Il concetto di sportività delle due protagoniste occorre sia contestualizzato. Non serve un esperto di motociclismo per intuire se sia più grintosa una
Moto Guzzi V9 Bobber Sport o una
Aprilia Tuono V4, né si può dubitare se sia più efficace una
Harley-Davidson Sportster Iron 1200 o una
KTM 790 Duke. Se però ci si limita a guardare tra le moto di impostazione classica il discorso cambia e le promesse suggerite dai loro nomi assumono una valenza diversa. Si può quindi spostare l’attenzione sul confronto tra le due, che in comune hanno davvero moltissimo a partire da un Marchio, sul serbatoio, denso di fascino e storia. Hanno un sound riconoscibile tra mille, prestazioni quasi identiche, prezzi paragonabili. Sono monoposto. E il loro aspetto invita, senza mezzi termini, a saltare in sella per una bella smanettata.
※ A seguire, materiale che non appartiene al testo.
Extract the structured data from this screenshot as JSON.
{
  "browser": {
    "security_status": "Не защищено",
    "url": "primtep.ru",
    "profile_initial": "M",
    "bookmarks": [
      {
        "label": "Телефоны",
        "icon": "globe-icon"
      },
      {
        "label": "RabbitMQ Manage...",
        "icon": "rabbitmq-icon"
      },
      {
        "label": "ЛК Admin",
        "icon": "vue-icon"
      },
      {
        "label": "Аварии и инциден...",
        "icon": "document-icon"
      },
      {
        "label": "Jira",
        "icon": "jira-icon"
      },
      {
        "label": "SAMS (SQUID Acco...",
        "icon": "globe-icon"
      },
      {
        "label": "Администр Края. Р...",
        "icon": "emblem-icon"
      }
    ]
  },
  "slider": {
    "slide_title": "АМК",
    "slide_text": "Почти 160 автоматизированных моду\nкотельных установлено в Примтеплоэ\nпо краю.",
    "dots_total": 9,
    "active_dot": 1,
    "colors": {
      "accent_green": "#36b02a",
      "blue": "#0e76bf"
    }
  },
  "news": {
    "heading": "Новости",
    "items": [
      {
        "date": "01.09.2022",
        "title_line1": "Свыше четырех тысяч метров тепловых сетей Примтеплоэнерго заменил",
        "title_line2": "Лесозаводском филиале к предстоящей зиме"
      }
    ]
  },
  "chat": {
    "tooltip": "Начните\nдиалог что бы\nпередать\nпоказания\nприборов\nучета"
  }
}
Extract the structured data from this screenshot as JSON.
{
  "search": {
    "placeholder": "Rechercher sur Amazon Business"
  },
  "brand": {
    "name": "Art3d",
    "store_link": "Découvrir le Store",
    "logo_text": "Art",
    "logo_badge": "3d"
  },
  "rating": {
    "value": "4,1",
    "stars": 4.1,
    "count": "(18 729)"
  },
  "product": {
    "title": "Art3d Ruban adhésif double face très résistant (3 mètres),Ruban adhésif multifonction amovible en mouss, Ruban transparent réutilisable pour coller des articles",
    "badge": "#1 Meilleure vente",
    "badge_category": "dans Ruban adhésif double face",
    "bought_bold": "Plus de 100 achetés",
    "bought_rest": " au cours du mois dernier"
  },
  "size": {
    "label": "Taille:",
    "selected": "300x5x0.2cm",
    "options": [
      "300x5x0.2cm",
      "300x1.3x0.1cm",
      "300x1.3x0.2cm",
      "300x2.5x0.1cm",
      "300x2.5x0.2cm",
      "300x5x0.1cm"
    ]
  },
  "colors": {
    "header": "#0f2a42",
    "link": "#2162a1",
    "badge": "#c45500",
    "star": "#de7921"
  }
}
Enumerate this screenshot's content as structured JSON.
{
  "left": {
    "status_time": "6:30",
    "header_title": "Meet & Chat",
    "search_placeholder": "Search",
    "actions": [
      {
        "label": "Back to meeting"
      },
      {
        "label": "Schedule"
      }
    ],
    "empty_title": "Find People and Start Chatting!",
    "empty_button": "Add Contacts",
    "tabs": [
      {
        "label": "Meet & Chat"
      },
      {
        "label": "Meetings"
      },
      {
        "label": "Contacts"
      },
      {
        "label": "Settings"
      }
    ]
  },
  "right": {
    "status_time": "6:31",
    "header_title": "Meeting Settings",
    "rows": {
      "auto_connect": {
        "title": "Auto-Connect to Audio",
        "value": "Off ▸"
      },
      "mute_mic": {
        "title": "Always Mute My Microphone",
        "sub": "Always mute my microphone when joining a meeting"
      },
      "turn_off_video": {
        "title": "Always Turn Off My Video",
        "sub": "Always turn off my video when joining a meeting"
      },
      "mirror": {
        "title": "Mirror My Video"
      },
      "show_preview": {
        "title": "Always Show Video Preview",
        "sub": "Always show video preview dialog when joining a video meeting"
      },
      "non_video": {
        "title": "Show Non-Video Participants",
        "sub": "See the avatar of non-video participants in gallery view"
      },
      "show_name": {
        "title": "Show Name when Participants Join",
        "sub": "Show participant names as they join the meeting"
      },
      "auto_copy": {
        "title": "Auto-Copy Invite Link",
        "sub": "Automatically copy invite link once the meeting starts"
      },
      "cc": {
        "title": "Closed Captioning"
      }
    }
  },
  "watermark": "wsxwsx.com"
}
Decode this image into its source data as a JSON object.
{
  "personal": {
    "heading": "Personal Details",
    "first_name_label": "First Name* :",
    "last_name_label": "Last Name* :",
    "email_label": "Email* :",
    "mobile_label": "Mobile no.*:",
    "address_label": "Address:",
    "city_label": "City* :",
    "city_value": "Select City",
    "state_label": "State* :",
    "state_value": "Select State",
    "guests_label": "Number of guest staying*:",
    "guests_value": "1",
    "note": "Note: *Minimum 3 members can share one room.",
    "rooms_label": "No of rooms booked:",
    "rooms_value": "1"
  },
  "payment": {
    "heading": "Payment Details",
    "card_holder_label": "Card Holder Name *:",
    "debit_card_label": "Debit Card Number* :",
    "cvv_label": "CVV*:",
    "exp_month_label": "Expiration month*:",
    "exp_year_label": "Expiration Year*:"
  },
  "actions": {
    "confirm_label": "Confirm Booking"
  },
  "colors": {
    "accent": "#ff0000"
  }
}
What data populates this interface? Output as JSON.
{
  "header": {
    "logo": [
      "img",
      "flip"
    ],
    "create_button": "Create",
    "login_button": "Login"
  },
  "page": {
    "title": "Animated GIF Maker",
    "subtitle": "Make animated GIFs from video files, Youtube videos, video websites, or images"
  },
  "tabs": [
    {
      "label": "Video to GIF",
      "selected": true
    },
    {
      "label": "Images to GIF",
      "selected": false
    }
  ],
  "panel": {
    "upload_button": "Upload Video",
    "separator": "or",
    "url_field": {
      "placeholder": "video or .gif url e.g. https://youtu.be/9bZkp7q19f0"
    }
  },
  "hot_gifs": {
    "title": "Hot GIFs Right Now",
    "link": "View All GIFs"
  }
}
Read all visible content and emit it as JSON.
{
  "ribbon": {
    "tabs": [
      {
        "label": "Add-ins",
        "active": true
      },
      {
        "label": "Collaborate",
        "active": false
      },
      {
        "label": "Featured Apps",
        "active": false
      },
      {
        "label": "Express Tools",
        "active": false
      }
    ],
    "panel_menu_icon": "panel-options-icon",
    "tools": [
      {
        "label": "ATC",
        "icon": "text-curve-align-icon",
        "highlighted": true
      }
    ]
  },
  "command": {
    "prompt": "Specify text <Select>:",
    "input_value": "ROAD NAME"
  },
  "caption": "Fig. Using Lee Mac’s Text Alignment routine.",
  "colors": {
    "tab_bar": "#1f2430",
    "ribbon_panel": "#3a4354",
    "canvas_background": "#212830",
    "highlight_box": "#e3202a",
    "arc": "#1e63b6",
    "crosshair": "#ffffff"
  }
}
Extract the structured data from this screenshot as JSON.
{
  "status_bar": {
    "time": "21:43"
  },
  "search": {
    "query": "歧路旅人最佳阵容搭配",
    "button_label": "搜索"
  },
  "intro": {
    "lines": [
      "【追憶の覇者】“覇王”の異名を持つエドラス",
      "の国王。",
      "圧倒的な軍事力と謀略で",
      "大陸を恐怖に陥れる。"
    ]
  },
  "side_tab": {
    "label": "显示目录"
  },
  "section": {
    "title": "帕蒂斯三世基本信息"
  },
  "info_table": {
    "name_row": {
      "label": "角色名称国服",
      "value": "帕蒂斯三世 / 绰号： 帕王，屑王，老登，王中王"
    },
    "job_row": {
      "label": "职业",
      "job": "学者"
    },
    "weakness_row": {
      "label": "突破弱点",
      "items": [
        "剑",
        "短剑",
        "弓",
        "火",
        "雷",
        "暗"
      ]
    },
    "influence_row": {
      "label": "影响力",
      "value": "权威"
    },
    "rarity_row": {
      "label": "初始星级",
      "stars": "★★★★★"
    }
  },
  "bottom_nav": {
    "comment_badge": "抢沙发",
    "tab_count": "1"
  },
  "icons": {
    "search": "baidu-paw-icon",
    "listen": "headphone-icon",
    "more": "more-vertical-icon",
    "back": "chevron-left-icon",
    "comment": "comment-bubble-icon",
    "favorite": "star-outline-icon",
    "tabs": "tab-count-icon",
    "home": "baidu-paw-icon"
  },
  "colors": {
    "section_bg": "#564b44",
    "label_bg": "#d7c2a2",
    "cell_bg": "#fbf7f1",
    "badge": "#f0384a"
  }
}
In verità, ciò che lega indissolubilmente queste due moto e le differenzia a profondità molecolare dal resto della produzione mondiale, è il loro motore: la prova tangibile che meccanica e magia possono coesistere. Sulla carta i due bicilindrici a V - longitudinale uno, trasversale l’altro - sono quanto di più lontano possa esistere dal concetto di emozione. Hanno regimi di rotazione massima da utilitaria, numeri mediocri. Ma metteteli in moto e capirete perché, come gli squali e i coccodrilli, abitano la Terra da milioni di anni indifferenti all’evoluzione. Sono nati perfetti. Fondamentalmente hanno un funzionamento opposto a quello di ogni altro propulsore motociclistico. Non vuol dire che sotto le alettature le classiche fasi di aspirazione, compressione, scoppio e scarico sono rimescolate, ma che il godimento legato al loro utilizzo è inversamente proporzionale al regime. Meno si tirano le marce, insomma, più si gode.